Ratusan ribu orang telah melarikan diri ke Chad tetangga – hanya beberapa dari jutaan orang yang telah dipaksa meninggalkan rumah mereka [AFP]
Banyak warga Sudan percaya bahwa dunia sedang memalingkan punggung pada penderitaan negara itu.
Itu tidaklah semuanya.
“Kedua belah pihak menggunakan kelaparan sebagai senjata perang,” kata Alex de Waal dari World Peace Foundation. Dia telah mempelajari kelaparan dan konflik di Sudan sejak awal 1980-an.
RSF, kata Pak De Waal, pada dasarnya adalah mesin penjarahan.
“Mereka merampok pedesaan dan kota-kota, mencuri segala sesuatu yang ada, dan itulah bagaimana mereka bisa bertahan.”
Sementara Angkatan Bersenjata Sudan “mencoba untuk membuka lapangan-lapangan yang dikendalikan oleh RSF” untuk meningkatkan tekanan pada saingan mereka.
Kedua belah pihak, tambah Pak De Waal, “tidak menunjukkan tanda-tanda kesediaan untuk melepaskan senjata yang murah dan sangat efektif”.
Kedua belah pihak menyangkal tuduhan itu.

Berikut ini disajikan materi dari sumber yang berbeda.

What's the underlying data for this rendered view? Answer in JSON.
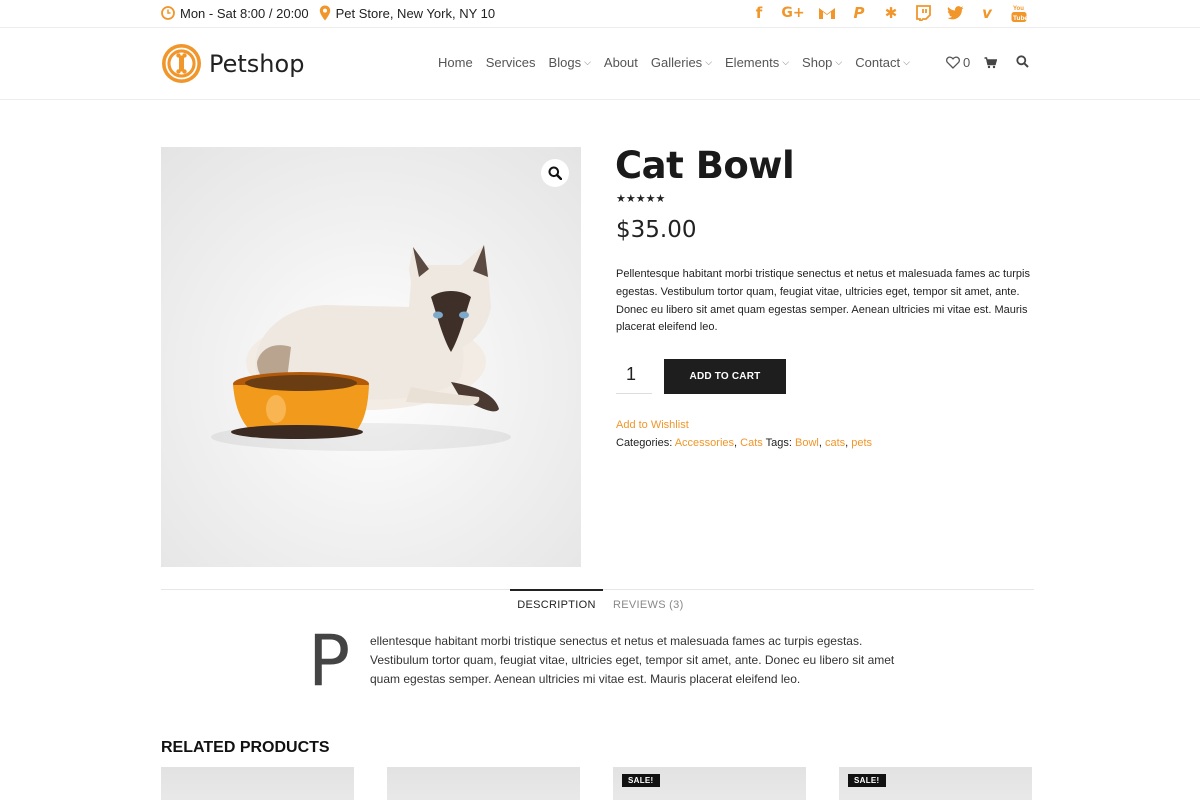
{
  "topbar": {
    "hours": "Mon - Sat 8:00 / 20:00",
    "location": "Pet Store, New York, NY 10",
    "social": [
      "facebook-icon",
      "google-plus-icon",
      "gmail-icon",
      "paypal-icon",
      "slack-icon",
      "twitch-icon",
      "twitter-icon",
      "vimeo-icon",
      "youtube-icon"
    ]
  },
  "header": {
    "brand": "Petshop",
    "nav": [
      {
        "label": "Home",
        "dropdown": false
      },
      {
        "label": "Services",
        "dropdown": false
      },
      {
        "label": "Blogs",
        "dropdown": true
      },
      {
        "label": "About",
        "dropdown": false
      },
      {
        "label": "Galleries",
        "dropdown": true
      },
      {
        "label": "Elements",
        "dropdown": true
      },
      {
        "label": "Shop",
        "dropdown": true
      },
      {
        "label": "Contact",
        "dropdown": true
      }
    ],
    "wishlist_count": "0"
  },
  "product": {
    "title": "Cat Bowl",
    "rating": 5,
    "stars": "★★★★★",
    "price": "$35.00",
    "short_description": "Pellentesque habitant morbi tristique senectus et netus et malesuada fames ac turpis egestas. Vestibulum tortor quam, feugiat vitae, ultricies eget, tempor sit amet, ante. Donec eu libero sit amet quam egestas semper. Aenean ultricies mi vitae est. Mauris placerat eleifend leo.",
    "quantity": "1",
    "add_to_cart": "ADD TO CART",
    "wishlist": "Add to Wishlist",
    "categories_label": "Categories:",
    "categories": [
      "Accessories",
      "Cats"
    ],
    "tags_label": "Tags:",
    "tags": [
      "Bowl",
      "cats",
      "pets"
    ]
  },
  "tabs": {
    "description": "DESCRIPTION",
    "reviews": "REVIEWS (3)"
  },
  "long_description": {
    "dropcap": "P",
    "text": "ellentesque habitant morbi tristique senectus et netus et malesuada fames ac turpis egestas. Vestibulum tortor quam, feugiat vitae, ultricies eget, tempor sit amet, ante. Donec eu libero sit amet quam egestas semper. Aenean ultricies mi vitae est. Mauris placerat eleifend leo."
  },
  "related": {
    "title": "RELATED PRODUCTS",
    "sale_label": "SALE!"
  },
  "colors": {
    "accent": "#f0962b",
    "dark": "#1e1e1e"
  }
}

Tetapi di seluruh negara, orang-orang lapar, khawatir dari mana makanan selanjutnya akan datang – dan dalam beberapa kasus, mati kelaparan.

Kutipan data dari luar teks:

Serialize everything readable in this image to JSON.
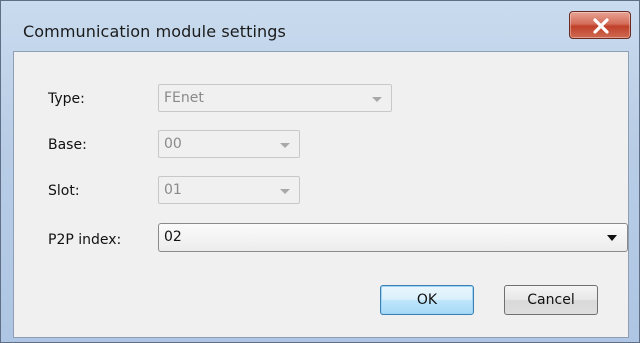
{
  "window": {
    "title": "Communication module settings",
    "close_glyph": "x"
  },
  "form": {
    "type": {
      "label": "Type:",
      "value": "FEnet",
      "enabled": false
    },
    "base": {
      "label": "Base:",
      "value": "00",
      "enabled": false
    },
    "slot": {
      "label": "Slot:",
      "value": "01",
      "enabled": false
    },
    "p2p_index": {
      "label": "P2P index:",
      "value": "02",
      "enabled": true
    }
  },
  "buttons": {
    "ok": "OK",
    "cancel": "Cancel"
  }
}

Yang banyak setuju adalah bahwa tanpa akhir dari pertempuran, dan upaya kolosal untuk mencapai orang-orang yang putus asa, keadaan akan segera menjadi jauh lebih buruk.
Lebih banyak cerita BBC tentang Sudan:
[Pola Gambar/BBC]
Pergi ke BBCAfrica.com untuk lebih banyak berita dari benua Afrika.